準備運動をしていると先輩達がやってくる。

「おはようさん」

「おはようございます。ユーリさんは・・・?」

「疲れてるみたいでまだ寝てたぜ」

昨日、相手をしてもらったからだろうか。

「そうですか・・・」

「そんなことより自分のことを優先しろよ」

「そうそう。
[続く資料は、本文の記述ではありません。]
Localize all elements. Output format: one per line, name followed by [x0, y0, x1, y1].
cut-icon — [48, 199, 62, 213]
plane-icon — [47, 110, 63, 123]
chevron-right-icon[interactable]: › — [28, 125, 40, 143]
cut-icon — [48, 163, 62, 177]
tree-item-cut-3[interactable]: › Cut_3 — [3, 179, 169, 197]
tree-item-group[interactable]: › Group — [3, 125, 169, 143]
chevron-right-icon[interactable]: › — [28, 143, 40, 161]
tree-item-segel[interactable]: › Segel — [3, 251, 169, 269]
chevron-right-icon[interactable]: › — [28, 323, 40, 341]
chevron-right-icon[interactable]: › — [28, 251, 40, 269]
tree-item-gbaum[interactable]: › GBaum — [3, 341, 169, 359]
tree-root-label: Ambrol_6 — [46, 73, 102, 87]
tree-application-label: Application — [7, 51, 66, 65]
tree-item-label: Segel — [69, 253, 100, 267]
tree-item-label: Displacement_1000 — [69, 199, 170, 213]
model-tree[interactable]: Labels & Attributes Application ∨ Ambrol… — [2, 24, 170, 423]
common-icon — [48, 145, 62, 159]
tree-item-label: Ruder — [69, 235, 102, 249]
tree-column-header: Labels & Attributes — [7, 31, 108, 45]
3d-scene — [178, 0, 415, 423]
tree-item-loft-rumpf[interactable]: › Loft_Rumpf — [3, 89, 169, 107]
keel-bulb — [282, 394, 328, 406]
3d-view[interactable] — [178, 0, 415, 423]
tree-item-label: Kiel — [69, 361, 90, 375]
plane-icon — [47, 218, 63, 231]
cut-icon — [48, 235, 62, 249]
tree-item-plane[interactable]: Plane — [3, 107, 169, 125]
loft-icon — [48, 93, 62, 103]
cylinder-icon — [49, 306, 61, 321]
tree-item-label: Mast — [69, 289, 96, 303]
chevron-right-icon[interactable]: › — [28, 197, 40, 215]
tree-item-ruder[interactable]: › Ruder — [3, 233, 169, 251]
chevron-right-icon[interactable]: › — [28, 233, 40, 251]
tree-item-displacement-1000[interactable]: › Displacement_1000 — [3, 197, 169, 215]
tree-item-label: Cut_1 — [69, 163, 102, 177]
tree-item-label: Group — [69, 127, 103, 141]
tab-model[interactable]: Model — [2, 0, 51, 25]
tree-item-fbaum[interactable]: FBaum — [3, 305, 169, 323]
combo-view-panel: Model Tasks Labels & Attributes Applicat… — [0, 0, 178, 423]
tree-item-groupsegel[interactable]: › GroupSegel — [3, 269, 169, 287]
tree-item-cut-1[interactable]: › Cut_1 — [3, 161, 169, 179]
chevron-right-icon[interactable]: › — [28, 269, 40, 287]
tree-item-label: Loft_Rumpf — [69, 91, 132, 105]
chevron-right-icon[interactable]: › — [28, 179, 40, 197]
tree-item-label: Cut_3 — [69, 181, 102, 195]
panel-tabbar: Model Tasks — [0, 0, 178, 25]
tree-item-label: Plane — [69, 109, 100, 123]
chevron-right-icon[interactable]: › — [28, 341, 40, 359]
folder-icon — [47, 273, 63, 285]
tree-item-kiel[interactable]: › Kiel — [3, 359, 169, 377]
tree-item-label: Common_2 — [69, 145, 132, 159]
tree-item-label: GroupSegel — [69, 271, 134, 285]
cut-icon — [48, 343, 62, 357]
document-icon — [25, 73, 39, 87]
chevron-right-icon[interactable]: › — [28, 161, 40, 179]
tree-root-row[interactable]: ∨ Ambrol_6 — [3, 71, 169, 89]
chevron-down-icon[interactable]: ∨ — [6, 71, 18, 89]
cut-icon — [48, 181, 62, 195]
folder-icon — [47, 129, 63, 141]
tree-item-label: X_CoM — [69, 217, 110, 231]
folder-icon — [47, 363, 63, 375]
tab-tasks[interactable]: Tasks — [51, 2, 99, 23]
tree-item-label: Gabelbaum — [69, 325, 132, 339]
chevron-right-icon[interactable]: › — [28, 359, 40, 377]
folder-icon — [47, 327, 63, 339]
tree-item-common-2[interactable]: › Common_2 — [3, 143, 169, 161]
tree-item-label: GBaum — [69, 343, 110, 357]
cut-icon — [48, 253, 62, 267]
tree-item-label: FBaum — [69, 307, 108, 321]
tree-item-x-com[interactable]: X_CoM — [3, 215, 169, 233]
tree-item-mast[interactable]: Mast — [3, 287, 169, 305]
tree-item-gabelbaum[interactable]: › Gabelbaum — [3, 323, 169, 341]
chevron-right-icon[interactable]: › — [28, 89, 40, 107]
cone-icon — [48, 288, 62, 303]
アレンはまだまだ弱いからな」

先輩達は次々にそんなことを言ってくる。

確かに自分はまだまだだ。

言い返すこともできない。

「私、ユーリさんの様子見てくるね」

そう言ってアリアは先輩達の溜まり場に向かっていった。




しばらくしてユーリとアリアが戻ってきた。

アリアは先輩達のところに行くと何か言っている。

表情を見るに怒っているようだ。

だが、先輩達は笑っている。

アリアがさらに何か言おうとしたところでユーリが止めに入っていた。

アリアは納得はしていないようだが先輩達から距離をとり素振りをはじめた。

アリアが怒るなんて理由が気になったがアレンも自分の修練に集中する。

1時間のジャンプを終えたアレンは続いて剣舞に移る。

目標とするユーリの動きを頭に思い浮かべながら剣を振るう。

昨日のユーリとの打ち合いが効果を発揮しているのかスムーズに舞うことが出来た。



アレンが剣舞の最後に残身をしているとユーリが話しかけてくる。

「真面目に修練しているだけあって中々様になってきたわね」

「ご指導のおかげです」

そこに先輩の1人がやってきて文句を言う。

「俺らには厳しい癖にアレンには随分甘いじゃねぇか」

「あたりまえでしょう。褒めてほしいならもっと頑張ってほしいわね」

「っち。後で覚えてろよ」

先輩はそんな捨てセリフを吐きながら修練に戻っていった。

「よかったんですか?」

「気にしなくていいわよ。どうせ大したことはできないんだから」

そう言いながらユーリも離れていった。